Disgraced bank CEO loses out
Bob Diamond, Barclays' former CEO, has given up bonuses worth as much as £20-million with his resignation over an interest rate-rigging scandal, the bank's chairman told a British parliamentary inquiry yesterday.
Marcus Agius, the man at the top of Barclays when its traders manipulated a global benchmark interest rate, appeared before a hostile panel of lawmakers as part of an investigation into a row that has caused widespread public anger and which threatens to draw in a dozen other global banks.
Agius was the first Barclays executive to quit when the scandal erupted last week, but that was not enough to protect Diamond, who was forced out a day later. Agius has had to stay on to find a successor to Diamond.

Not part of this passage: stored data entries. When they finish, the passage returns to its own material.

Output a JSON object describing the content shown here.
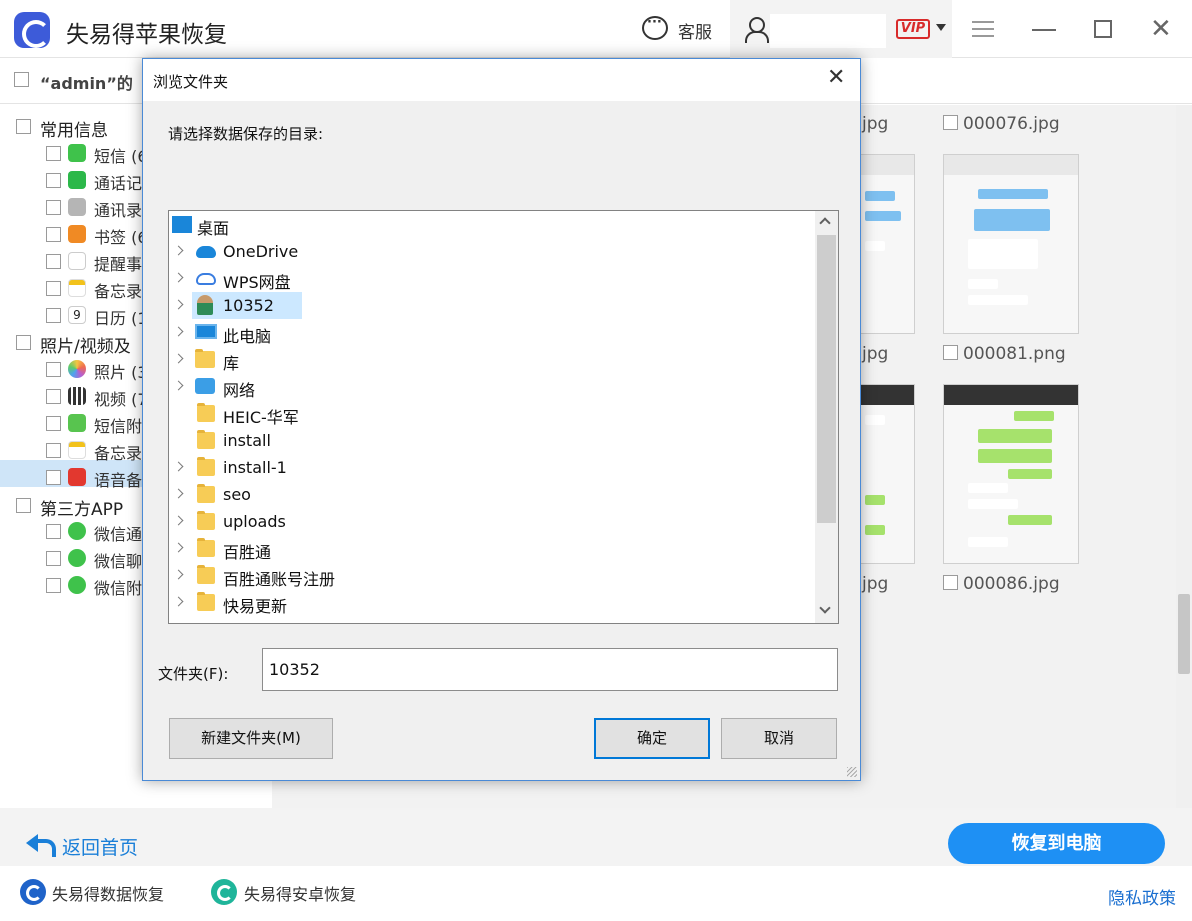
{
  "app": {
    "title": "失易得苹果恢复",
    "service_label": "客服",
    "vip_label": "VIP"
  },
  "toprow": {
    "admin_label": "“admin”的"
  },
  "sidebar": {
    "categories": [
      {
        "label": "常用信息",
        "items": [
          "短信 (6",
          "通话记",
          "通讯录",
          "书签 (6",
          "提醒事",
          "备忘录",
          "日历 (1"
        ]
      },
      {
        "label": "照片/视频及",
        "items": [
          "照片 (3",
          "视频 (7",
          "短信附",
          "备忘录",
          "语音备"
        ]
      },
      {
        "label": "第三方APP",
        "items": [
          "微信通",
          "微信聊",
          "微信附"
        ]
      }
    ]
  },
  "content": {
    "files": [
      "jpg",
      "000076.jpg",
      "jpg",
      "000081.png",
      "jpg",
      "000086.jpg"
    ]
  },
  "dialog": {
    "title": "浏览文件夹",
    "prompt": "请选择数据保存的目录:",
    "tree": [
      {
        "label": "桌面",
        "icon": "desktop-icon"
      },
      {
        "label": "OneDrive",
        "icon": "cloud-icon"
      },
      {
        "label": "WPS网盘",
        "icon": "cloud-icon"
      },
      {
        "label": "10352",
        "icon": "user-icon"
      },
      {
        "label": "此电脑",
        "icon": "computer-icon"
      },
      {
        "label": "库",
        "icon": "library-icon"
      },
      {
        "label": "网络",
        "icon": "network-icon"
      },
      {
        "label": "HEIC-华军",
        "icon": "folder-icon"
      },
      {
        "label": "install",
        "icon": "folder-icon"
      },
      {
        "label": "install-1",
        "icon": "folder-icon"
      },
      {
        "label": "seo",
        "icon": "folder-icon"
      },
      {
        "label": "uploads",
        "icon": "folder-icon"
      },
      {
        "label": "百胜通",
        "icon": "folder-icon"
      },
      {
        "label": "百胜通账号注册",
        "icon": "folder-icon"
      },
      {
        "label": "快易更新",
        "icon": "folder-icon"
      }
    ],
    "folder_label": "文件夹(F):",
    "folder_value": "10352",
    "new_folder_button": "新建文件夹(M)",
    "ok_button": "确定",
    "cancel_button": "取消"
  },
  "bottom": {
    "back_label": "返回首页",
    "recover_button": "恢复到电脑"
  },
  "footer": {
    "data_recovery": "失易得数据恢复",
    "android_recovery": "失易得安卓恢复",
    "privacy": "隐私政策"
  },
  "colors": {
    "accent": "#1e90f4",
    "link": "#1a7fd8",
    "vip": "#d82b2b",
    "selection": "#cce8ff"
  }
}
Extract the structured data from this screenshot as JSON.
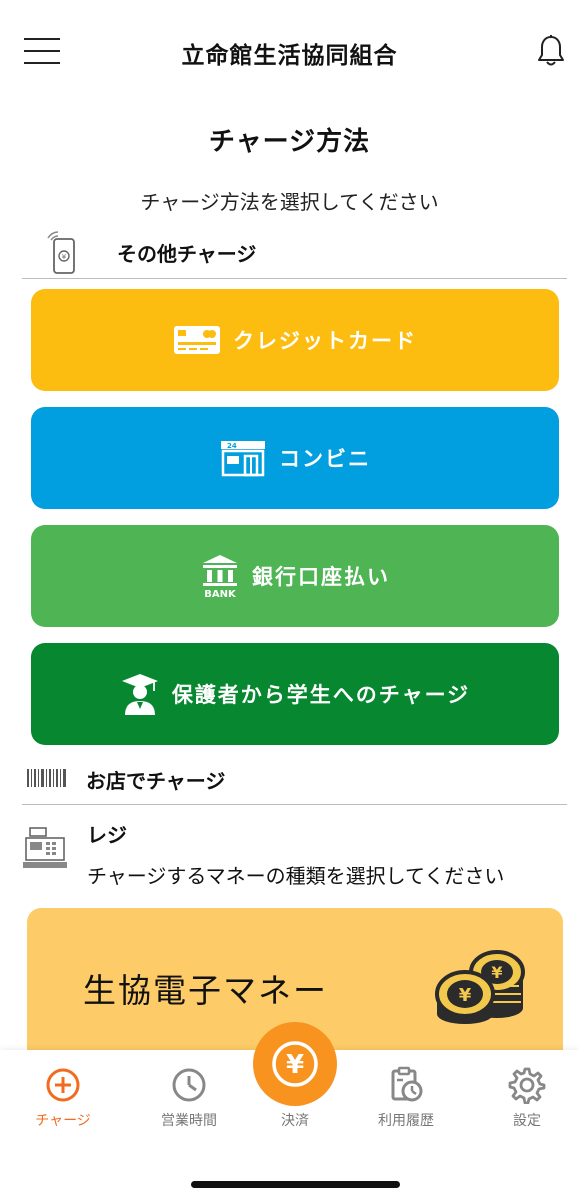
{
  "header": {
    "title": "立命館生活協同組合"
  },
  "page": {
    "title": "チャージ方法",
    "subtitle": "チャージ方法を選択してください"
  },
  "sections": {
    "other": {
      "label": "その他チャージ"
    },
    "store": {
      "label": "お店でチャージ"
    }
  },
  "methods": {
    "credit_card": {
      "label": "クレジットカード",
      "color": "#fcbd10"
    },
    "convenience": {
      "label": "コンビニ",
      "color": "#029fe0"
    },
    "bank": {
      "label": "銀行口座払い",
      "color": "#4fb454"
    },
    "guardian": {
      "label": "保護者から学生へのチャージ",
      "color": "#068730"
    }
  },
  "icons": {
    "convenience_store_sign": "24",
    "bank_caption": "BANK",
    "coin_symbol": "¥",
    "pay_symbol": "¥"
  },
  "register": {
    "title": "レジ",
    "description": "チャージするマネーの種類を選択してください"
  },
  "money": {
    "label": "生協電子マネー",
    "color": "#fdcb67"
  },
  "tabs": {
    "charge": "チャージ",
    "hours": "営業時間",
    "pay": "決済",
    "history": "利用履歴",
    "settings": "設定"
  },
  "colors": {
    "accent": "#f26c1f",
    "pay_button": "#f7931e",
    "inactive": "#777777"
  }
}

"Bob Diamond has voluntarily decided to forgo any deferred consideration and deferred bonuses to which he otherwise would have been entitled," Agius, 65, said.
"The maximum amount would be £20-million."
Diamond, 60, would, however, receive a year's pay and a cash payment instead of a pension, together worth £2-million, Agius said.
Barclays confirmed the payoff arrangement in a statement that quoted Diamond as saying he hoped his decision would help the bank move on.
"The wrongful actions of a relative few should not detract from the outstanding work that Barclays employees carry out each day on behalf of clients and customers around the world," he said.
British Prime Minister David Cameron welcomed Diamond's decision to forgo his bonus.
Barclays has been fined more than $450-million for its part in manipulating the London Interbank Offered Rate, the interest rate that underpins transactions worth hundreds of trillions of dollars.